The Centers for Disease Control (CDC) maintains that American hospitals are the third leading cause of death in this country, right after heart disease and just above “smoking-related illnesses.” At least they have the common decency to admit that cigarettes are safer than American hospitals, but I’m 100 percent certain that their figures on the subject are as dubious as the official unemployment numbers and the official inflation rate. I’d wager that honest reportage of the deaths caused by prescription drugs, medical malpractice, bureaucratic incompetence, lousy hospital hygiene, and outright neglect based on ability to pay would put the American health care system firmly in the Number One slot when it comes to morbidity and mortality here. It’s a damned sorry state of affairs when a tiny low-budget country like Cuba has a better health care system than the self-proclaimed wealthiest country in the world. Our doctors are the highest paid doctors in the world, and the worst.

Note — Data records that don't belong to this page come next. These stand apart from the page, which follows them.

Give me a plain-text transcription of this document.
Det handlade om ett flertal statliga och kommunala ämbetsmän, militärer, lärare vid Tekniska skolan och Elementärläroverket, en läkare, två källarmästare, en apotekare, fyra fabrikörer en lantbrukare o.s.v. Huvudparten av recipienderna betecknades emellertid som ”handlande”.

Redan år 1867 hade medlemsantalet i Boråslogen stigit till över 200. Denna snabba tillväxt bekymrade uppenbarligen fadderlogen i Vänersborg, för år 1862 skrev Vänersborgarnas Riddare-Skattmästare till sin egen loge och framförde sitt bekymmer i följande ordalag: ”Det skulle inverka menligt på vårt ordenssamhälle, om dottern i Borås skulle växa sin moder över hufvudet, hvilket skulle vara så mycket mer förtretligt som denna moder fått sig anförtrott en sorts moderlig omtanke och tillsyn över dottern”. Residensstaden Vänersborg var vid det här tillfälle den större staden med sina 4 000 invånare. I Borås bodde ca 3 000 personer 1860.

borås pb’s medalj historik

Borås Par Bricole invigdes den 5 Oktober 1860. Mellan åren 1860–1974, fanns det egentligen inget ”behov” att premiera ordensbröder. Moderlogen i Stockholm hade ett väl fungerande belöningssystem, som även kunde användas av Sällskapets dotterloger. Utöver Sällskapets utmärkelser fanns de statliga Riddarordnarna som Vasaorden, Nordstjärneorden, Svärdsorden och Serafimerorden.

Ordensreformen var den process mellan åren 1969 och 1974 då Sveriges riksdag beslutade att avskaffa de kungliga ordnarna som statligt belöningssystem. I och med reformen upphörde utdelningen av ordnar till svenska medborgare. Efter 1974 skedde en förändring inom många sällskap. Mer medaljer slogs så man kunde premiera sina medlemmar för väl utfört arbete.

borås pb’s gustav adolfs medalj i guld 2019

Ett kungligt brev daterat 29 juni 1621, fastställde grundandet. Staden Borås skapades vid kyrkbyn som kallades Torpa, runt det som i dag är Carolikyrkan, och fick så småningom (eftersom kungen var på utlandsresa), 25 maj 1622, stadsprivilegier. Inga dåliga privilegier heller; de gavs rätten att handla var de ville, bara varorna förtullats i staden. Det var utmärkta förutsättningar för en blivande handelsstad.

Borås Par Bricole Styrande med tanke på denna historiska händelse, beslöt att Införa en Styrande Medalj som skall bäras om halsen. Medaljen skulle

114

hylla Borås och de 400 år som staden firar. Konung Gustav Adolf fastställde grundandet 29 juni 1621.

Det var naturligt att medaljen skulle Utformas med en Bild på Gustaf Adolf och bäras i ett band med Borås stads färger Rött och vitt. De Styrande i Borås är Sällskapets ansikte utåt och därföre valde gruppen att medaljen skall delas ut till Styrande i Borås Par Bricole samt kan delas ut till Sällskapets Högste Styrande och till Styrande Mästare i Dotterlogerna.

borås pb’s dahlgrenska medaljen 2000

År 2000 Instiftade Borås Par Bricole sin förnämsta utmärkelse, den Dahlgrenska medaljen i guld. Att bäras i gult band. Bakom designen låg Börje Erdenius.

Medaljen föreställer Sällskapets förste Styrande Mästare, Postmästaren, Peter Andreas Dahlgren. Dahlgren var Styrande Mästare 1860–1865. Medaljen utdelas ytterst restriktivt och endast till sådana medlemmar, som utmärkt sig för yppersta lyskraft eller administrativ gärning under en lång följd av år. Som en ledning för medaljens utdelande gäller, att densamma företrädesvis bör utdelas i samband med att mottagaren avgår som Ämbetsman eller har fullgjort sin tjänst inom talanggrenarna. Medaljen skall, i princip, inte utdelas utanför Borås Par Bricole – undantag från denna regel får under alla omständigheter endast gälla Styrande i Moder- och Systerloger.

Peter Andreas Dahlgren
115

For-profit medicine is as contemptible and plain stupid as the private prison industry and the privatization of water. Two recent incidents served to lower my opinion of capitalist medicine even further.
My 95-year-old aunt had a stent in one of her kidneys removed and replaced, as it was causing a recurring infection. It was about 10 months old. She checked into a local hospital, owned by a relatively new medical monstrosity, yet another in a long line of capitalist behemoths more concerned with dispensing extravagant compensation packages to well-coiffed, beautifully attired do-nothing administrators and pleasing their shareholders than any activity that might be remotely construed as “healing.” She was admitted on a Sunday and immediately hooked up to an antibiotic IV drip. The next day, a doctor came in and switched her over to a different antibiotic. They pumped her full of drugs for a few days, and then took her into surgery on Thursday. After recovering, she was wheeling around in the hallway with my cousin at her side when a nurse expressed alarm at her roamings. “You’re supposed to be in isolation,” she exclaimed. “You’re infectious.”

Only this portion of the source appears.